Hacker News new | ask | show | jobs
by heracles 2389 days ago
I am so sick and tired of the muscle analogy (not criticizing you, but the general usage)! Almost always when I see it used, it is to describe a situation where we know almost _nothing_ about the fundamental phenomena! So any so-called similarity is 100 % speculative.

I'd consider "it is like a muscle" a red flag when reading news/science.

2 comments

It's doubly funny, because we actually have not enough of an idea how muscles do what they do... Even so far as immune system may be involved in their growth and strength adaptation.
So it's an apt analogy after all.
I don't think so, no. Here is why: the basic behavior of muscles are decently well understood. For example why and how they contract and relax, and why they tire. We know of several reasons why muscles might malfunction. What is not well established is how and why muscles become stronger over time.

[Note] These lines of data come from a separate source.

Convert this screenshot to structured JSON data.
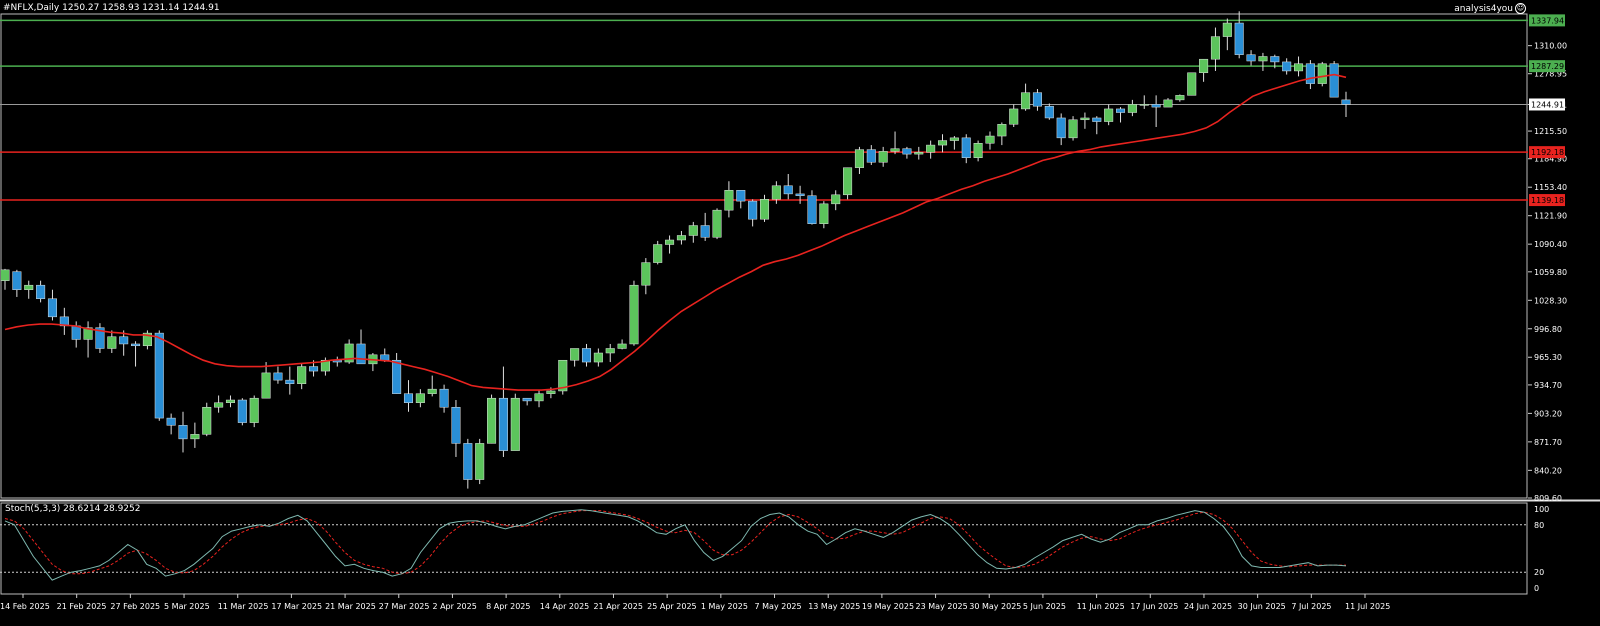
{
  "header": {
    "symbol_label": "#NFLX,Daily",
    "ohlc": "1250.27 1258.93 1231.14 1244.91",
    "brand": "analysis4you",
    "brand_icon": "smiley-icon"
  },
  "colors": {
    "background": "#000000",
    "bull_candle": "#5cc45c",
    "bear_candle": "#2a8fd6",
    "ma_line": "#e8231f",
    "support_line": "#e8231f",
    "resistance_line": "#4caf50",
    "current_price_line": "#9a9a9a",
    "stoch_main": "#7fb9b0",
    "stoch_signal": "#e8231f",
    "grid_dotted": "#cfcfcf"
  },
  "chart_data": [
    {
      "type": "candlestick",
      "title": "#NFLX,Daily",
      "ylim": [
        809.6,
        1345
      ],
      "y_ticks": [
        "1310.00",
        "1278.95",
        "1244.91",
        "1215.50",
        "1184.90",
        "1153.40",
        "1121.90",
        "1090.40",
        "1059.80",
        "1028.30",
        "996.80",
        "965.30",
        "934.70",
        "903.20",
        "871.70",
        "840.20",
        "809.60"
      ],
      "horizontal_levels": [
        {
          "label": "1337.94",
          "value": 1337.94,
          "role": "resistance"
        },
        {
          "label": "1287.29",
          "value": 1287.29,
          "role": "resistance"
        },
        {
          "label": "1244.91",
          "value": 1244.91,
          "role": "current"
        },
        {
          "label": "1192.18",
          "value": 1192.18,
          "role": "support"
        },
        {
          "label": "1139.18",
          "value": 1139.18,
          "role": "support"
        }
      ],
      "x_labels": [
        "14 Feb 2025",
        "21 Feb 2025",
        "27 Feb 2025",
        "5 Mar 2025",
        "11 Mar 2025",
        "17 Mar 2025",
        "21 Mar 2025",
        "27 Mar 2025",
        "2 Apr 2025",
        "8 Apr 2025",
        "14 Apr 2025",
        "21 Apr 2025",
        "25 Apr 2025",
        "1 May 2025",
        "7 May 2025",
        "13 May 2025",
        "19 May 2025",
        "23 May 2025",
        "30 May 2025",
        "5 Jun 2025",
        "11 Jun 2025",
        "17 Jun 2025",
        "24 Jun 2025",
        "30 Jun 2025",
        "7 Jul 2025",
        "11 Jul 2025"
      ],
      "candles": [
        [
          1050,
          1063,
          1040,
          1062
        ],
        [
          1060,
          1062,
          1032,
          1040
        ],
        [
          1040,
          1050,
          1030,
          1045
        ],
        [
          1045,
          1050,
          1026,
          1030
        ],
        [
          1030,
          1040,
          1006,
          1010
        ],
        [
          1010,
          1020,
          990,
          1000
        ],
        [
          1000,
          1005,
          976,
          985
        ],
        [
          985,
          1005,
          965,
          998
        ],
        [
          998,
          1003,
          970,
          975
        ],
        [
          975,
          995,
          970,
          988
        ],
        [
          988,
          995,
          967,
          980
        ],
        [
          980,
          983,
          955,
          978
        ],
        [
          978,
          995,
          974,
          992
        ],
        [
          992,
          995,
          895,
          898
        ],
        [
          898,
          903,
          880,
          890
        ],
        [
          890,
          905,
          860,
          875
        ],
        [
          875,
          893,
          865,
          880
        ],
        [
          880,
          915,
          878,
          910
        ],
        [
          910,
          923,
          904,
          915
        ],
        [
          915,
          923,
          910,
          918
        ],
        [
          918,
          920,
          890,
          893
        ],
        [
          893,
          923,
          888,
          920
        ],
        [
          920,
          960,
          920,
          948
        ],
        [
          948,
          955,
          936,
          940
        ],
        [
          940,
          955,
          924,
          936
        ],
        [
          936,
          958,
          930,
          955
        ],
        [
          955,
          962,
          944,
          950
        ],
        [
          950,
          965,
          945,
          962
        ],
        [
          962,
          966,
          955,
          960
        ],
        [
          960,
          985,
          958,
          980
        ],
        [
          980,
          996,
          958,
          958
        ],
        [
          958,
          970,
          950,
          968
        ],
        [
          968,
          975,
          960,
          962
        ],
        [
          962,
          970,
          925,
          925
        ],
        [
          925,
          940,
          905,
          915
        ],
        [
          915,
          930,
          910,
          925
        ],
        [
          925,
          945,
          922,
          930
        ],
        [
          930,
          935,
          904,
          910
        ],
        [
          910,
          918,
          855,
          870
        ],
        [
          870,
          875,
          820,
          830
        ],
        [
          830,
          875,
          825,
          870
        ],
        [
          870,
          924,
          870,
          920
        ],
        [
          920,
          955,
          855,
          862
        ],
        [
          862,
          925,
          910,
          920
        ],
        [
          920,
          920,
          912,
          917
        ],
        [
          917,
          929,
          910,
          925
        ],
        [
          925,
          932,
          920,
          928
        ],
        [
          928,
          960,
          924,
          962
        ],
        [
          962,
          975,
          955,
          975
        ],
        [
          975,
          980,
          955,
          960
        ],
        [
          960,
          975,
          955,
          970
        ],
        [
          970,
          980,
          960,
          975
        ],
        [
          975,
          985,
          974,
          980
        ],
        [
          980,
          1050,
          978,
          1045
        ],
        [
          1045,
          1075,
          1035,
          1070
        ],
        [
          1070,
          1094,
          1068,
          1090
        ],
        [
          1090,
          1100,
          1080,
          1095
        ],
        [
          1095,
          1105,
          1090,
          1100
        ],
        [
          1100,
          1115,
          1092,
          1111
        ],
        [
          1111,
          1125,
          1094,
          1098
        ],
        [
          1098,
          1130,
          1096,
          1128
        ],
        [
          1128,
          1160,
          1120,
          1150
        ],
        [
          1150,
          1145,
          1130,
          1138
        ],
        [
          1138,
          1140,
          1110,
          1118
        ],
        [
          1118,
          1145,
          1115,
          1140
        ],
        [
          1140,
          1160,
          1135,
          1155
        ],
        [
          1155,
          1168,
          1140,
          1146
        ],
        [
          1146,
          1155,
          1135,
          1144
        ],
        [
          1144,
          1150,
          1112,
          1113
        ],
        [
          1113,
          1138,
          1108,
          1135
        ],
        [
          1135,
          1150,
          1128,
          1145
        ],
        [
          1145,
          1175,
          1140,
          1175
        ],
        [
          1175,
          1198,
          1168,
          1195
        ],
        [
          1195,
          1200,
          1178,
          1181
        ],
        [
          1181,
          1198,
          1176,
          1193
        ],
        [
          1193,
          1215,
          1190,
          1196
        ],
        [
          1196,
          1198,
          1185,
          1190
        ],
        [
          1190,
          1198,
          1184,
          1192
        ],
        [
          1192,
          1205,
          1185,
          1200
        ],
        [
          1200,
          1212,
          1192,
          1205
        ],
        [
          1205,
          1210,
          1195,
          1208
        ],
        [
          1208,
          1212,
          1180,
          1186
        ],
        [
          1186,
          1205,
          1182,
          1202
        ],
        [
          1202,
          1215,
          1195,
          1210
        ],
        [
          1210,
          1225,
          1200,
          1223
        ],
        [
          1223,
          1245,
          1220,
          1240
        ],
        [
          1240,
          1268,
          1238,
          1258
        ],
        [
          1258,
          1262,
          1238,
          1243
        ],
        [
          1243,
          1246,
          1228,
          1230
        ],
        [
          1230,
          1235,
          1200,
          1208
        ],
        [
          1208,
          1232,
          1205,
          1228
        ],
        [
          1228,
          1236,
          1218,
          1230
        ],
        [
          1230,
          1232,
          1212,
          1226
        ],
        [
          1226,
          1245,
          1222,
          1240
        ],
        [
          1240,
          1242,
          1225,
          1236
        ],
        [
          1236,
          1250,
          1232,
          1245
        ],
        [
          1245,
          1255,
          1240,
          1245
        ],
        [
          1245,
          1255,
          1220,
          1242
        ],
        [
          1242,
          1252,
          1245,
          1250
        ],
        [
          1250,
          1256,
          1248,
          1255
        ],
        [
          1255,
          1280,
          1255,
          1280
        ],
        [
          1280,
          1295,
          1270,
          1295
        ],
        [
          1295,
          1330,
          1282,
          1320
        ],
        [
          1320,
          1340,
          1305,
          1335
        ],
        [
          1335,
          1348,
          1296,
          1300
        ],
        [
          1300,
          1305,
          1288,
          1293
        ],
        [
          1293,
          1302,
          1282,
          1298
        ],
        [
          1298,
          1300,
          1285,
          1292
        ],
        [
          1292,
          1296,
          1278,
          1282
        ],
        [
          1282,
          1298,
          1276,
          1290
        ],
        [
          1290,
          1294,
          1262,
          1268
        ],
        [
          1268,
          1292,
          1265,
          1290
        ],
        [
          1290,
          1293,
          1255,
          1253
        ],
        [
          1250,
          1259,
          1231,
          1245
        ]
      ],
      "series": [
        {
          "name": "MA",
          "values": [
            996,
            999,
            1001,
            1002,
            1002,
            1001,
            1000,
            997,
            995,
            993,
            992,
            990,
            990,
            988,
            982,
            975,
            968,
            962,
            958,
            956,
            955,
            955,
            955,
            956,
            957,
            958,
            959,
            960,
            962,
            963,
            964,
            963,
            962,
            961,
            958,
            955,
            952,
            948,
            944,
            939,
            934,
            932,
            931,
            930,
            929,
            929,
            929,
            930,
            932,
            935,
            939,
            944,
            952,
            962,
            972,
            983,
            995,
            1006,
            1016,
            1024,
            1032,
            1040,
            1047,
            1054,
            1060,
            1067,
            1071,
            1074,
            1078,
            1083,
            1088,
            1094,
            1100,
            1105,
            1110,
            1115,
            1120,
            1125,
            1131,
            1137,
            1141,
            1146,
            1151,
            1155,
            1160,
            1164,
            1168,
            1173,
            1178,
            1183,
            1186,
            1190,
            1193,
            1195,
            1198,
            1200,
            1202,
            1204,
            1206,
            1208,
            1210,
            1212,
            1215,
            1219,
            1226,
            1236,
            1245,
            1254,
            1259,
            1263,
            1267,
            1271,
            1274,
            1276,
            1278,
            1275
          ]
        }
      ]
    },
    {
      "type": "line",
      "title": "Stoch(5,3,3) 28.6214 28.9252",
      "ylim": [
        0,
        100
      ],
      "y_ticks": [
        "100",
        "80",
        "20",
        "0"
      ],
      "levels": [
        80,
        20
      ],
      "series": [
        {
          "name": "main",
          "values": [
            85,
            80,
            60,
            40,
            25,
            10,
            15,
            20,
            22,
            25,
            28,
            35,
            45,
            55,
            48,
            30,
            25,
            15,
            18,
            22,
            30,
            40,
            50,
            65,
            72,
            75,
            78,
            80,
            78,
            82,
            88,
            92,
            85,
            70,
            55,
            40,
            28,
            30,
            25,
            22,
            20,
            15,
            18,
            25,
            45,
            60,
            75,
            82,
            84,
            85,
            85,
            82,
            78,
            75,
            78,
            80,
            85,
            90,
            95,
            97,
            98,
            99,
            98,
            96,
            94,
            92,
            90,
            85,
            78,
            70,
            68,
            75,
            80,
            60,
            45,
            35,
            40,
            50,
            60,
            78,
            88,
            93,
            95,
            90,
            80,
            72,
            68,
            55,
            62,
            70,
            75,
            72,
            68,
            64,
            70,
            78,
            86,
            90,
            93,
            88,
            80,
            68,
            55,
            42,
            32,
            25,
            24,
            26,
            30,
            38,
            45,
            52,
            60,
            64,
            68,
            62,
            58,
            62,
            70,
            75,
            80,
            80,
            85,
            88,
            92,
            95,
            98,
            96,
            88,
            78,
            62,
            40,
            28,
            26,
            26,
            26,
            28,
            30,
            32,
            28,
            29,
            29,
            28
          ]
        },
        {
          "name": "signal",
          "values": [
            88,
            85,
            75,
            60,
            45,
            30,
            22,
            18,
            18,
            20,
            24,
            28,
            35,
            44,
            48,
            43,
            35,
            25,
            20,
            19,
            22,
            30,
            40,
            52,
            62,
            70,
            75,
            78,
            79,
            80,
            82,
            86,
            88,
            83,
            72,
            58,
            45,
            35,
            30,
            27,
            25,
            20,
            18,
            20,
            28,
            40,
            55,
            68,
            77,
            82,
            84,
            85,
            82,
            79,
            78,
            78,
            81,
            85,
            90,
            94,
            96,
            98,
            98,
            98,
            96,
            94,
            92,
            88,
            83,
            77,
            72,
            70,
            73,
            70,
            60,
            48,
            42,
            42,
            48,
            58,
            70,
            82,
            90,
            93,
            90,
            83,
            75,
            66,
            62,
            63,
            68,
            72,
            72,
            70,
            68,
            70,
            76,
            82,
            88,
            90,
            88,
            80,
            68,
            55,
            45,
            36,
            28,
            26,
            27,
            30,
            36,
            44,
            52,
            58,
            63,
            65,
            62,
            60,
            62,
            68,
            73,
            77,
            80,
            83,
            86,
            90,
            94,
            96,
            93,
            86,
            75,
            60,
            45,
            34,
            30,
            28,
            27,
            28,
            29,
            29,
            29,
            29,
            29
          ]
        }
      ]
    }
  ]
}
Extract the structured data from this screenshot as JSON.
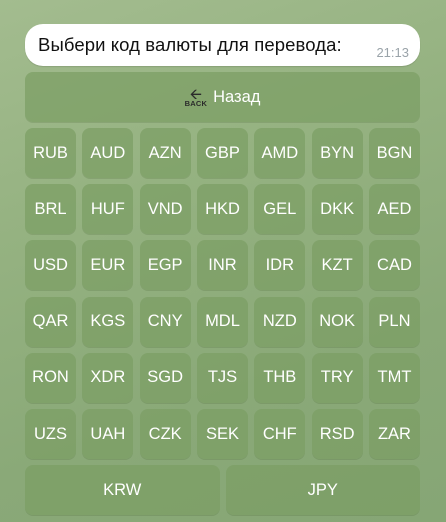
{
  "message": {
    "text": "Выбери код валюты для перевода:",
    "time": "21:13"
  },
  "keyboard": {
    "back": {
      "icon": "back-arrow-icon",
      "icon_text": "BACK",
      "label": "Назад"
    },
    "rows": [
      [
        "RUB",
        "AUD",
        "AZN",
        "GBP",
        "AMD",
        "BYN",
        "BGN"
      ],
      [
        "BRL",
        "HUF",
        "VND",
        "HKD",
        "GEL",
        "DKK",
        "AED"
      ],
      [
        "USD",
        "EUR",
        "EGP",
        "INR",
        "IDR",
        "KZT",
        "CAD"
      ],
      [
        "QAR",
        "KGS",
        "CNY",
        "MDL",
        "NZD",
        "NOK",
        "PLN"
      ],
      [
        "RON",
        "XDR",
        "SGD",
        "TJS",
        "THB",
        "TRY",
        "TMT"
      ],
      [
        "UZS",
        "UAH",
        "CZK",
        "SEK",
        "CHF",
        "RSD",
        "ZAR"
      ]
    ],
    "last_row": [
      "KRW",
      "JPY"
    ]
  }
}
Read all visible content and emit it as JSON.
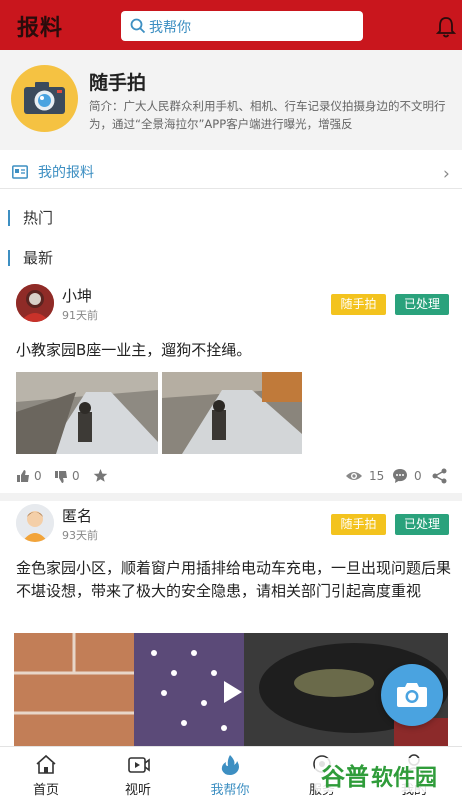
{
  "header": {
    "title": "报料",
    "search_placeholder": "我帮你"
  },
  "intro": {
    "name": "随手拍",
    "description": "简介：广大人民群众利用手机、相机、行车记录仪拍摄身边的不文明行为，通过“全景海拉尔”APP客户端进行曝光，增强反"
  },
  "my_report": {
    "label": "我的报料"
  },
  "sections": {
    "hot": "热门",
    "latest": "最新"
  },
  "posts": [
    {
      "user": "小坤",
      "time": "91天前",
      "category_tag": "随手拍",
      "status_tag": "已处理",
      "text": "小教家园B座一业主，遛狗不拴绳。",
      "likes": "0",
      "dislikes": "0",
      "views": "15",
      "comments": "0"
    },
    {
      "user": "匿名",
      "time": "93天前",
      "category_tag": "随手拍",
      "status_tag": "已处理",
      "text": "金色家园小区，顺着窗户用插排给电动车充电，一旦出现问题后果不堪设想，带来了极大的安全隐患，请相关部门引起高度重视"
    }
  ],
  "tabbar": {
    "items": [
      {
        "label": "首页",
        "icon": "home-icon"
      },
      {
        "label": "视听",
        "icon": "video-icon"
      },
      {
        "label": "我帮你",
        "icon": "flame-icon"
      },
      {
        "label": "服务",
        "icon": "service-icon"
      },
      {
        "label": "我的",
        "icon": "user-icon"
      }
    ],
    "active_index": 2
  },
  "watermark": "谷普软件园",
  "colors": {
    "header": "#c9161d",
    "accent": "#3d8fc2",
    "category_tag": "#f3c31e",
    "status_tag": "#2aa27c",
    "fab": "#4aa3e0"
  }
}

Compare this to for example ego depletion, and I would say that the analogy is not apt.

Yes, true.
If one pumps iron, then one gets big and strong. What is the if-then for ego depletion? This entire fuzzy informal idea of common-sense causality is what is being wagered by these flimsy psychological concepts.
If one exercises his willpower a lot†, then one has a progressively harder time doing so again shortly after‡. This is so because willpower is a finite, expendable resource which has to be renewed (through not exercising it).

† - for instance, by denying himself bad, tempting things

‡ - gives in to temptation

It's not flimsy at all, it just appears to be wrong.